Capetown spent a large part of her career with the Eastern Fleet, including a period between the wars from July 1934 until August 1938, when she returned to the United Kingdom for a refit. She rejoined the Mediterranean Fleet in August 1940. While deployed in the Red Sea, she was torpedoed and severely damaged by the Italian motor torpedo boat MAS 213 off Massawa, on 6 April 1941. Seven members of her crew lost their lives. After a year of repairs at Bombay, she served with the Eastern Fleet until 1943. She then returned to the UK and joined the Home Fleet.

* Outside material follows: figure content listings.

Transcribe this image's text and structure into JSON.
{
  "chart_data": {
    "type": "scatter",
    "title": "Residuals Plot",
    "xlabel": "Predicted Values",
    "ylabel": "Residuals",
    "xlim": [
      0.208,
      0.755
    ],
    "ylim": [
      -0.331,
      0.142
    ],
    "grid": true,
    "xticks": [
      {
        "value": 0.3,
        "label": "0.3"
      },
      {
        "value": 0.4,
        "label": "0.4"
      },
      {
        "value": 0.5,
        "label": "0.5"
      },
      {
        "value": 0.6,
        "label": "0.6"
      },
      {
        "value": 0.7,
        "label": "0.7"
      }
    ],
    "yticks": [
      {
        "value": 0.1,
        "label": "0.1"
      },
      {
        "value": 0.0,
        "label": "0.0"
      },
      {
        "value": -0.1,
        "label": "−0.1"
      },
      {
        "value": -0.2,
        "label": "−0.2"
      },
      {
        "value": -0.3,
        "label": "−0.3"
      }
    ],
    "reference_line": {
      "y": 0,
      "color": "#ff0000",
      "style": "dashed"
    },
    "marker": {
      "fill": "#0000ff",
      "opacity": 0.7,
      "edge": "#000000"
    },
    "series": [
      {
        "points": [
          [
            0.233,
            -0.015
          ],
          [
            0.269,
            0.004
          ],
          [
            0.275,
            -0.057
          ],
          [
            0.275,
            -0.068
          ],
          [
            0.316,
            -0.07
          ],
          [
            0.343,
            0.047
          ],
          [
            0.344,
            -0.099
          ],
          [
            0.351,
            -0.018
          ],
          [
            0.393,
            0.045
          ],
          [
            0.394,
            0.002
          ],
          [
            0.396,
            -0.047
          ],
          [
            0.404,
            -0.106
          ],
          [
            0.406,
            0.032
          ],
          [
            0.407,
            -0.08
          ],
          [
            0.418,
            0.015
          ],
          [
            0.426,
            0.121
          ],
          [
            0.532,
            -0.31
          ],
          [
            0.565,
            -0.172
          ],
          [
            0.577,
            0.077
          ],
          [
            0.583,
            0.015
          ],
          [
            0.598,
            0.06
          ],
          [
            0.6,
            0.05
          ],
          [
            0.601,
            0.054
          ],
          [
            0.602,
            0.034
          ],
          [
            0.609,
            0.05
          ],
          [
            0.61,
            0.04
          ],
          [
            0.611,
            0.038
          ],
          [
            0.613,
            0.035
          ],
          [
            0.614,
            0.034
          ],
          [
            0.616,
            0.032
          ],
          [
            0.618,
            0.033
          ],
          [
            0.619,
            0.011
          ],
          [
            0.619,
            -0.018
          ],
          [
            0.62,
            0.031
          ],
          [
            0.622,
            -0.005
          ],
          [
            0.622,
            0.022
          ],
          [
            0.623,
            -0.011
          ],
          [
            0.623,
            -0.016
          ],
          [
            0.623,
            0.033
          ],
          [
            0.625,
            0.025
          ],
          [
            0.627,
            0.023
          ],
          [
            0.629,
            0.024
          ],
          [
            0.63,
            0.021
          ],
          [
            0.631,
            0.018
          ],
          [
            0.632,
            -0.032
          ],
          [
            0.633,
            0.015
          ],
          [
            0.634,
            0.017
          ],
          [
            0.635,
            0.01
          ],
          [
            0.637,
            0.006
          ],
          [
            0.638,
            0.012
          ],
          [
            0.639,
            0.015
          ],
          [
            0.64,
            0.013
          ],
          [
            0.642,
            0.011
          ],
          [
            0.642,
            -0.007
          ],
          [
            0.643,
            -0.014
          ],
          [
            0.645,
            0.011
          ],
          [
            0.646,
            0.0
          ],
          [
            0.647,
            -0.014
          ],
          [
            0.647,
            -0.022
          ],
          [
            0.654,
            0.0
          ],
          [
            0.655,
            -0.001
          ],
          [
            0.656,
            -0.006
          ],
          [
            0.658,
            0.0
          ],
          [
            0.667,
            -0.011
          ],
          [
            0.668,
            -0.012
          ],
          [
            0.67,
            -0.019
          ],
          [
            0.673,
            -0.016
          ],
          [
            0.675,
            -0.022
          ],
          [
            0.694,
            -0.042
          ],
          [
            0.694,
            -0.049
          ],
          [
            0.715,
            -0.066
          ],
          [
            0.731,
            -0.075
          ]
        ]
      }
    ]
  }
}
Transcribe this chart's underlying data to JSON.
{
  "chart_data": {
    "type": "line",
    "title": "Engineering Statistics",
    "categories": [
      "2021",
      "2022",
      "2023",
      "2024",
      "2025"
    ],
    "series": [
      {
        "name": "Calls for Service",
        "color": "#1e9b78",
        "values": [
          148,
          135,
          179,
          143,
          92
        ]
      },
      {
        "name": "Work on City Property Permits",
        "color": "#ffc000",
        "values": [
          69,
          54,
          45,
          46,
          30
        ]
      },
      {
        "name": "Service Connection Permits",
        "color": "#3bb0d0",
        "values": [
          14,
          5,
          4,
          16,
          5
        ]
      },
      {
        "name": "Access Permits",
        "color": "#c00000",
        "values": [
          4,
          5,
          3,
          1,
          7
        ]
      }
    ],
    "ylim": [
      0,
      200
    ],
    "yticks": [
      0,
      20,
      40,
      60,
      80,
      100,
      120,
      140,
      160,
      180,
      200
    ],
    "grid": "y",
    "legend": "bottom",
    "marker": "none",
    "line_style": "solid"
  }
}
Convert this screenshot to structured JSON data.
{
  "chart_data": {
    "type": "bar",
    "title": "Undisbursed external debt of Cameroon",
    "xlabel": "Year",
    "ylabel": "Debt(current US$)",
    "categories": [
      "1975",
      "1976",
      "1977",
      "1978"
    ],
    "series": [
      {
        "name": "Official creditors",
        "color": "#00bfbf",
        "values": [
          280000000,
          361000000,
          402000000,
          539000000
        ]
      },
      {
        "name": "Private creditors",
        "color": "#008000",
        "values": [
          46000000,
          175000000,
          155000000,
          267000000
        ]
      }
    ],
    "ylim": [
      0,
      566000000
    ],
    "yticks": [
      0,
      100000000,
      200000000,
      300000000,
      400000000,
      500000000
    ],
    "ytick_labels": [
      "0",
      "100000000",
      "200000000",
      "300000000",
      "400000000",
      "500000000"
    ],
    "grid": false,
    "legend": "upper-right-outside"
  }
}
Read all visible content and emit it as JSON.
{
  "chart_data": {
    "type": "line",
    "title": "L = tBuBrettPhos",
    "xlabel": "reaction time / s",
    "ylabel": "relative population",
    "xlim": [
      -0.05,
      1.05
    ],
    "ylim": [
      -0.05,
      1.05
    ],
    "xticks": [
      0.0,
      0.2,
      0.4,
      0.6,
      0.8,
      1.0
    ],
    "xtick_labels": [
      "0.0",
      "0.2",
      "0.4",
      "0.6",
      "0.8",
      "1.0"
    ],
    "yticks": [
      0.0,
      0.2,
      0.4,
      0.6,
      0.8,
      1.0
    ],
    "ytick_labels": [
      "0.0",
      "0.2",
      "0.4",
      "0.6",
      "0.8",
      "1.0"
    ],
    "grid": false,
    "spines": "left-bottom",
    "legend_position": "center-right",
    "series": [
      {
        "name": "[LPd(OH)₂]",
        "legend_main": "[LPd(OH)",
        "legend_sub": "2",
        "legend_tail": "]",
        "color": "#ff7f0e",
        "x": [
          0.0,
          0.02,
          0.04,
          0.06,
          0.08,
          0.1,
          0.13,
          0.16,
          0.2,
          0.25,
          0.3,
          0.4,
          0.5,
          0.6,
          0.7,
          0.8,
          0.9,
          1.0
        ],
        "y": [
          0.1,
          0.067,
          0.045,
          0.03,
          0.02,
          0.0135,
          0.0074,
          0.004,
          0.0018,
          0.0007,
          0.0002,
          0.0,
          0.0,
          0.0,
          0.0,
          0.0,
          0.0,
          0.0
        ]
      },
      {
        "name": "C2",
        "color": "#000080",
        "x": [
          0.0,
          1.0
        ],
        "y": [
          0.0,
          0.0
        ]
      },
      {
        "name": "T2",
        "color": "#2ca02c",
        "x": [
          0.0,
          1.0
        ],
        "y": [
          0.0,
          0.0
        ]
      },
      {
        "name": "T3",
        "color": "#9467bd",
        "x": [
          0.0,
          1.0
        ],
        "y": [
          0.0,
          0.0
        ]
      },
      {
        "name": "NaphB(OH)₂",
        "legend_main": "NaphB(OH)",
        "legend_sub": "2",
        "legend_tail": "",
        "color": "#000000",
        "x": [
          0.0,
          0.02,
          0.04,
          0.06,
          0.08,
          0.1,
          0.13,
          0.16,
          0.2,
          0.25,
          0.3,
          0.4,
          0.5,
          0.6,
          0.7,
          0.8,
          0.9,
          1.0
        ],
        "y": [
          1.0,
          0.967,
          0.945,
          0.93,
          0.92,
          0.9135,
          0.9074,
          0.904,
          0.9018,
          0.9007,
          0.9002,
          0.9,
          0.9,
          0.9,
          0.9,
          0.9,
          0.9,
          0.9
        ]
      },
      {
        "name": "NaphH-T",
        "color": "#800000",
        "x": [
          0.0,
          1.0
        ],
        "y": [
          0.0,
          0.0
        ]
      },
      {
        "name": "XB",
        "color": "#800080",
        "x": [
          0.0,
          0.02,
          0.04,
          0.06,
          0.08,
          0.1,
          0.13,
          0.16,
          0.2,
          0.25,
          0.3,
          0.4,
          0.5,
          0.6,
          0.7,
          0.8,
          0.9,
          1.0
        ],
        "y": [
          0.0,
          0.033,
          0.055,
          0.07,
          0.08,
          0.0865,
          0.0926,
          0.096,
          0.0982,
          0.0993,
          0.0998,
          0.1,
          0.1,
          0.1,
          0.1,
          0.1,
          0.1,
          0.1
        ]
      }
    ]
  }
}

During the Normandy landings in June 1944 Capetown was deployed as a Shuttle Control/Depot ship at Mulberry A placed to seaward in order to direct incoming convoys to berths or anchorages. was anchored inshore to control returning convoys of unloaded vessels with Shuttle Control Command for both ships being embarked in Capetown. Shuttle Control Command was responsible for keeping the Army informed of expected arrivals and directing them to the proper unloading sectors.

She survived the war and was sold on 5 April 1946. She arrived at the yards of Ward of Preston for breaking up on 2 June 1946.